Lili, une transgenre de 22 ans, ne se sentait pas en sécurité au Honduras où elle était rudoyée et exclue de sa communauté.
« Quand je marchais dans la rue, ils me jetaient des ordures », explique-t-elle. « C’est pour ça que j’ai fui mon pays. Je veux un avenir meilleur, je veux un emploi et je veux pouvoir aider ma famille restée au Honduras. »
« Les chiffres dépassent largement les capacités d'absorption du système d'asile et des abris existants. »
Elle s'est jointe à la ‘caravane’ parce qu'elle se sentait plus en sécurité à voyager ainsi. Maintenant qu'elle peut se reposer au stade, elle dit qu'elle envisage de demander asile au Mexique. « J'ai pensé à demander de l'aide parce que je suis venue seule. J'ai vraiment besoin de demander protection. »

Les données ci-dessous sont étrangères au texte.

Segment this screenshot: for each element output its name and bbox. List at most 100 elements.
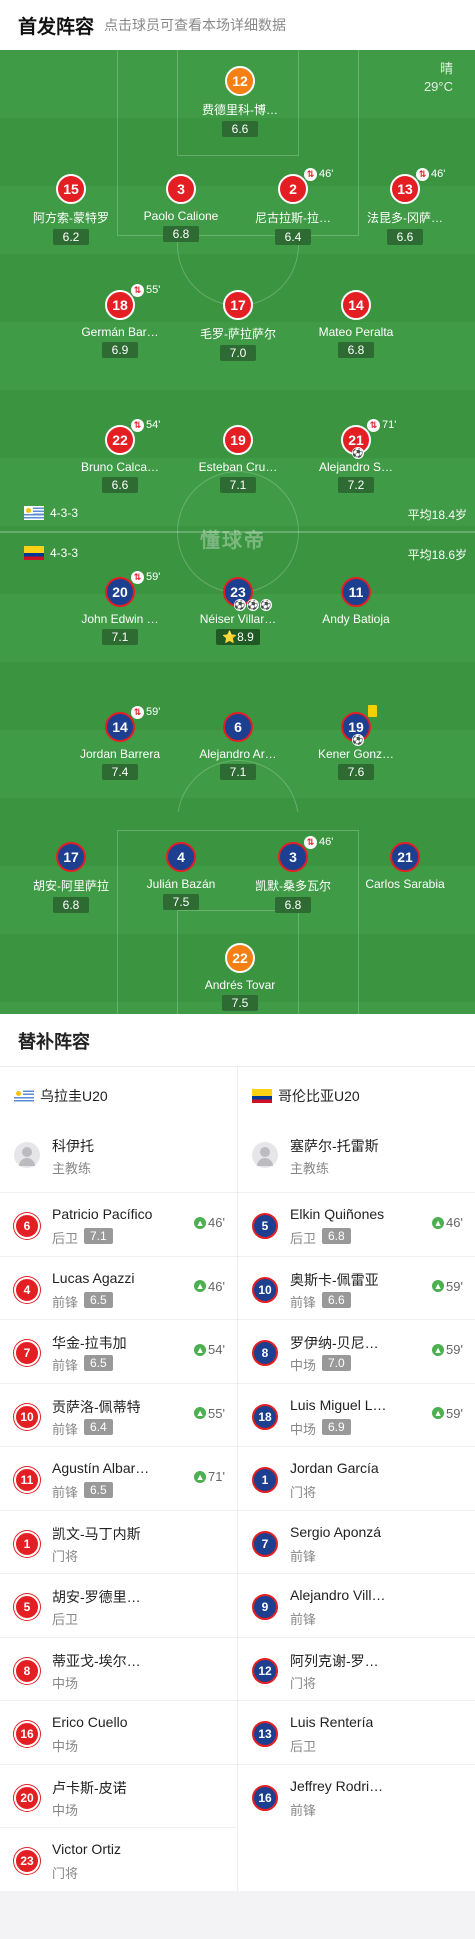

Le Mexique a été très accueillant selon Lili. Les gens leur ont offert de la nourriture, des vêtements, de l'eau potable. « Je n'ai pas du tout eu à souffrir de discrimination », dit-elle. « Je me sens plus libre ici que dans mon pays. »
Nancy, enceinte de huit mois, compte parmi les personnes très vulnérables qui marchent depuis des semaines pour trouver la sécurité. Couchée sur un fin matelas posé au sol d'une des grandes tentes, elle serre contre son gros ventre sa fille de trois ans.
Elle a une autre fille de six ans au Honduras. La fillette est restée avec sa grand-mère. « Je ne voulais pas qu’elle manque l'école », dit-elle. Nancy essaye d'atteindre les États-Unis où vit son frère.
« À certains moments, le voyage a été très dur pour moi », raconte Nancy. « Porter ma petite sous le soleil dans la journée et souffrir du froid pendant la nuit. »
Le nombre de réfugiés et de migrants d'Amérique centrale qui atteignent Mexico augmente chaque jour. Deux autres ‘caravanes’, soit un total d'environ 3000 personnes, ont récemment passé la frontière sud du Mexique et se dirigent vers le nord.
* Tous les noms ont été modifiés par souci de protection.